European criminal law by the back door
A Commission operation will make European criminal law unstoppable.
A recent European Court of Justice judgment (C-176/03) opens the possibility for the European Commission and Parliament to make directives containing criminal measures together, without the member states having a veto.
The Commission can only make directives with criminal measures together with the European Parliament if both the objective of the Community and the measures are essential.
After case C 176/03 the Commission retracted pending framework decisions (member states have a veto), stating that this route is no longer available. This is nonsense, as [http://www.ipred.org/MainPage IPRED 2] shows. The IPRED 2 measures are not essential, IPRED 2 should never have become a codecision directive (member states do not have a veto).
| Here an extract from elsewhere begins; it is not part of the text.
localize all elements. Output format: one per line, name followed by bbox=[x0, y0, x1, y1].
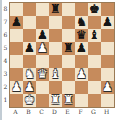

But there is more. "As a result of the Court´s judgment the framework decisions in annex are entirely or partly incorrect, since all or some of their provisions were adopted on the wrong legal basis."
This remains to be seen.
If these framework decisions are "repaired", while the measures are not essential, precedents are created. The Commission can say: we solved this with a codecision directive, then this needs a codecision directive too.
A door opened a bit by the ECJ, is kicked open by the Commission.
It was already highly questionable that a Community institution (ECJ) gave the Community the right to make criminal laws, the member states never gave it to the Community. The Commission contemplates a further assault on the sovereignty of the member states.
Every proposal for "regularisation" has to be scrutinised.